My efforts have ended trying to download the site, with WD4W I have managed to download about 718Mb (27400 files in 1161 folders) of the site with some (no idea how many) of the links working well. It seems that any link that goes to a file with node in the name has not downloaded (or not linked right), I am not quite sure how all the links have been redirected in WD4W so some of the pages that don't link right might still of been downloaded.
Does anyone know a way to do a link check on my downloaded files? maybe somehow import the site (files i have downloaded) into dreamweaver and run some kind of link check or something to make them relivent to to root folder?
If anyone would like a copy of the files then just PM me and we will try and sort something out
You might find that within robot.txt that /node/ is included as an exception ... this is often the case with these sites (having fun with the vids from Teachers' TV atm)
Hi Grumbledook, I have just checked to see if the site has a robot.txt file but it does not seem to of downloaded (not to say that the site does not have one, i just cant find it). Inside the node folder there is 55 objects all with relivent data but I think there were ment to be hundereds of files inside that folder, they have wierd names like '335017@uc=force_deep.html' and '165326.html'.
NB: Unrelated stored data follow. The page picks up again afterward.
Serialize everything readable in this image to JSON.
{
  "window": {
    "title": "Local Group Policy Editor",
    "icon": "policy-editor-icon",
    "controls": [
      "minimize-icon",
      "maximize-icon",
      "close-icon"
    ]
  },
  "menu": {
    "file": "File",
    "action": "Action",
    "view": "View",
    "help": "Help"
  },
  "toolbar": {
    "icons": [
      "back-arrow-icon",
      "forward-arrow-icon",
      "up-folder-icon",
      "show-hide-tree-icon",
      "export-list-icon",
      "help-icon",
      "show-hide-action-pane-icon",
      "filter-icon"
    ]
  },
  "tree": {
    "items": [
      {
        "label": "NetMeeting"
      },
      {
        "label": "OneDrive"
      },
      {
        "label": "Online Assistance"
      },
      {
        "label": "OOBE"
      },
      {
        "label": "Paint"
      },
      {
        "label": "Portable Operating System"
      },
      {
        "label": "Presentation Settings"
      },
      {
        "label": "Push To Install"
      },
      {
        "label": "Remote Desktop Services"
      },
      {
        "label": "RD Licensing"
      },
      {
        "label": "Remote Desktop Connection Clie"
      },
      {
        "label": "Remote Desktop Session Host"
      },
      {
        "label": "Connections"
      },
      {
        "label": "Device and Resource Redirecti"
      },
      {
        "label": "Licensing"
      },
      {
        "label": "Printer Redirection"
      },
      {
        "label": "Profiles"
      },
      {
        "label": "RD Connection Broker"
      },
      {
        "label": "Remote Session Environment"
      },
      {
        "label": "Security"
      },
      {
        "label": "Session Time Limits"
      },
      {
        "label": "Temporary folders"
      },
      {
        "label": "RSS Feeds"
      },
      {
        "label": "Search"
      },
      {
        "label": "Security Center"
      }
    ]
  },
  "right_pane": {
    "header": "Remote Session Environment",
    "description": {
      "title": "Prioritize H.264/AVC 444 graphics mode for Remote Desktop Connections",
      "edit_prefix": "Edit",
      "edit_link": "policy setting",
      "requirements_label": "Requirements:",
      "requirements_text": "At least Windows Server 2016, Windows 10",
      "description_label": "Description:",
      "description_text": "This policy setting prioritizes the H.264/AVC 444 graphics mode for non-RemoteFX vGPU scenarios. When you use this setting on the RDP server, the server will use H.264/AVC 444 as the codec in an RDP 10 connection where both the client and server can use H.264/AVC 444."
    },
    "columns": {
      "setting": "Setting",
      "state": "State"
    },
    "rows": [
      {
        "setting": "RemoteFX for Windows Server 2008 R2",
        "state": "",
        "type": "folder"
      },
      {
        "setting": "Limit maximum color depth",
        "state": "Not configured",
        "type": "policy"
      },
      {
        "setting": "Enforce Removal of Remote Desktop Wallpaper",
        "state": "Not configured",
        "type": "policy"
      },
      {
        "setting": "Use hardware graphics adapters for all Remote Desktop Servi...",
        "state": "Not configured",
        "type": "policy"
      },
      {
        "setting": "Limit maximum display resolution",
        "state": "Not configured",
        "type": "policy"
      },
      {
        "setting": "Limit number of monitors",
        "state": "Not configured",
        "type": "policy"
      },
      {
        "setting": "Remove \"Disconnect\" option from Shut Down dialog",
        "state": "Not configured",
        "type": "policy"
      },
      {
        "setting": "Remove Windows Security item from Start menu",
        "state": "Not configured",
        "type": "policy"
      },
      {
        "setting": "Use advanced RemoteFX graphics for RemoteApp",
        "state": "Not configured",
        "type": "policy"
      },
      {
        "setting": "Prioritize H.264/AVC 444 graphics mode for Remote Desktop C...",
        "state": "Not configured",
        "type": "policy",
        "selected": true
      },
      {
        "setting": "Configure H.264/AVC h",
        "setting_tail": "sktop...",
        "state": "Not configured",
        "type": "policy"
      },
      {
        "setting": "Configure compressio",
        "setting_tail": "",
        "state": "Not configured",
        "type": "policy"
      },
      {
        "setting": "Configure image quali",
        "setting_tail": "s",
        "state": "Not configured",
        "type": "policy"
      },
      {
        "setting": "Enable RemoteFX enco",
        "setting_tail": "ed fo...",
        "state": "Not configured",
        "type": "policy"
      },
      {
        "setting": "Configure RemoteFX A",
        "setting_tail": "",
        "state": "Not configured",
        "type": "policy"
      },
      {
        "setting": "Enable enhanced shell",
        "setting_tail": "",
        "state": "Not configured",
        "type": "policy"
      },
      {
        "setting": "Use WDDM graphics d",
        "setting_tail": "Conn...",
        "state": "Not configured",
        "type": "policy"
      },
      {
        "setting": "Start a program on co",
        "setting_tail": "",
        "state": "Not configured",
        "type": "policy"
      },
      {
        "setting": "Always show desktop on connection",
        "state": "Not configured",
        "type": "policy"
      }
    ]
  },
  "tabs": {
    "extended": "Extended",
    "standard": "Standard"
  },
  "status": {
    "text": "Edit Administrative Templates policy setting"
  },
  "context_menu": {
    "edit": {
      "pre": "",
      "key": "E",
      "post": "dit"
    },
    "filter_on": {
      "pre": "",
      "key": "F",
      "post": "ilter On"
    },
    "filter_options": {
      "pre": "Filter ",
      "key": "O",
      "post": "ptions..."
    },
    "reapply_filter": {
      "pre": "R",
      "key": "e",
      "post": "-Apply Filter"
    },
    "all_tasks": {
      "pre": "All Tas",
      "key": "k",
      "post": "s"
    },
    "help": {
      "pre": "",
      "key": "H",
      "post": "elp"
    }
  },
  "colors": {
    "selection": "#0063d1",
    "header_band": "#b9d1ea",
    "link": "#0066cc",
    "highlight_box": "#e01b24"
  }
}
The downloaded site seems to trip when you hit a link that has some sort of redirect (not sure if its the redirect thats at fault or its just the file its trying to reach has not downloaded). I have tryed to look at the link when it is redirecting but it flashes so fast I can not see it (and does not show up in history) anyidea how i could view the link the page is trying to find?
Did any of you Edugeekers get any further with this?